She was at a Fourth of July parade in a neighboring town when her sister got a call from a friend in Highland Park. There was a shooting. Standing amid the cheers and celebration at a similar parade a few miles away, Kitty Brandtner, mom of three young children, couldn’t digest the news immediately. It was uncanny, like she was in a parallel universe or something. She had just been talking to her husband about looking into Toronto after the horrors of Uvalde. And now, the monster she feared had paid a visit too close to home.
She cried for 24 hours, thought about Canada again, but her husband said they can’t just run from their home, their community. “Then what can we do?” she asked him, herself, anyone who would listen.
That night, she posted to Instagram that she would be going to D.C. Who would join? She woke to hundreds of responses. She’d never organized before, so she started by building a list. Suddenly, she had an organization, March Fourth, and a leadership team of 60-plus volunteers who could lead committees for public relations, event planning, lobbyists, fundraising, government and survivor liaisons. As of publication, they’ve raised a two-thirds of their $300,000 GoFundMe goal to cover costs of travel, lodging and meals for gun violence survivors from Highland Park, Uvalde and Parkland to meet with government officials and then peacefully protest the following day, where hundreds (and counting) will join them in their plea to federally ban assault weapons.

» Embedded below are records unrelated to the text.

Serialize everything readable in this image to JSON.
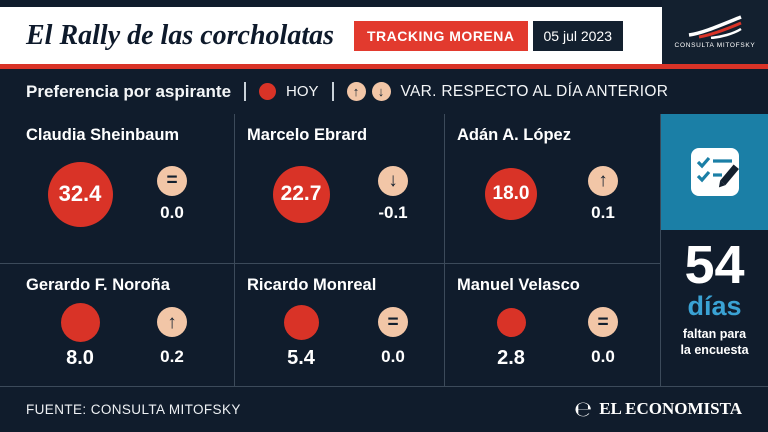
{
  "header": {
    "title": "El Rally de las corcholatas",
    "badge": "TRACKING MORENA",
    "date": "05 jul 2023",
    "logo_text": "CONSULTA MITOFSKY"
  },
  "legend": {
    "title": "Preferencia por aspirante",
    "today_label": "HOY",
    "variation_label": "VAR. RESPECTO AL DÍA ANTERIOR"
  },
  "icons": {
    "up_arrow": "↑",
    "down_arrow": "↓",
    "equal_sign": "="
  },
  "candidates": [
    {
      "name": "Claudia Sheinbaum",
      "value": "32.4",
      "trend": "equal",
      "variation": "0.0"
    },
    {
      "name": "Marcelo Ebrard",
      "value": "22.7",
      "trend": "down",
      "variation": "-0.1"
    },
    {
      "name": "Adán A. López",
      "value": "18.0",
      "trend": "up",
      "variation": "0.1"
    },
    {
      "name": "Gerardo F. Noroña",
      "value": "8.0",
      "trend": "up",
      "variation": "0.2"
    },
    {
      "name": "Ricardo Monreal",
      "value": "5.4",
      "trend": "equal",
      "variation": "0.0"
    },
    {
      "name": "Manuel Velasco",
      "value": "2.8",
      "trend": "equal",
      "variation": "0.0"
    }
  ],
  "countdown": {
    "number": "54",
    "unit": "días",
    "caption_line1": "faltan para",
    "caption_line2": "la encuesta"
  },
  "footer": {
    "source": "FUENTE: CONSULTA MITOFSKY",
    "brand": "EL ECONOMISTA",
    "brand_mark": "℮"
  },
  "colors": {
    "background": "#101c2c",
    "red": "#d93327",
    "badge_red": "#e23a2e",
    "peach": "#f2c6a7",
    "teal": "#1b7fa6",
    "light_blue": "#3aa2d4",
    "white": "#ffffff"
  },
  "chart_data": {
    "type": "table",
    "title": "El Rally de las corcholatas",
    "subtitle": "Preferencia por aspirante — TRACKING MORENA, 05 jul 2023",
    "categories": [
      "Claudia Sheinbaum",
      "Marcelo Ebrard",
      "Adán A. López",
      "Gerardo F. Noroña",
      "Ricardo Monreal",
      "Manuel Velasco"
    ],
    "series": [
      {
        "name": "HOY",
        "values": [
          32.4,
          22.7,
          18.0,
          8.0,
          5.4,
          2.8
        ]
      },
      {
        "name": "VAR. RESPECTO AL DÍA ANTERIOR",
        "values": [
          0.0,
          -0.1,
          0.1,
          0.2,
          0.0,
          0.0
        ]
      }
    ],
    "notes": "54 días faltan para la encuesta"
  }
}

When I spoke with Brandtner, I asked what her strategy was. As a North Shore community member myself, my grief at the July 4th parade’s direct impact has only been compounded by the psychic torture of knowing nothing will change. They’ve won, these people who, for reasons I will never understand, believe their “freedom” to own and operate weapons of war is more valuable than life itself, unless said life is unborn. A friend in Highland Park told me she got into a quarrel with a man who reportedly told a group regarding the shooting, “Well, it could’ve been anything!” “It” being the assault rifle that killed seven, including both parents of a 2-year-old boy, and left more than 45 wounded, including an 8-year-old boy who is now paralyzed below the waist.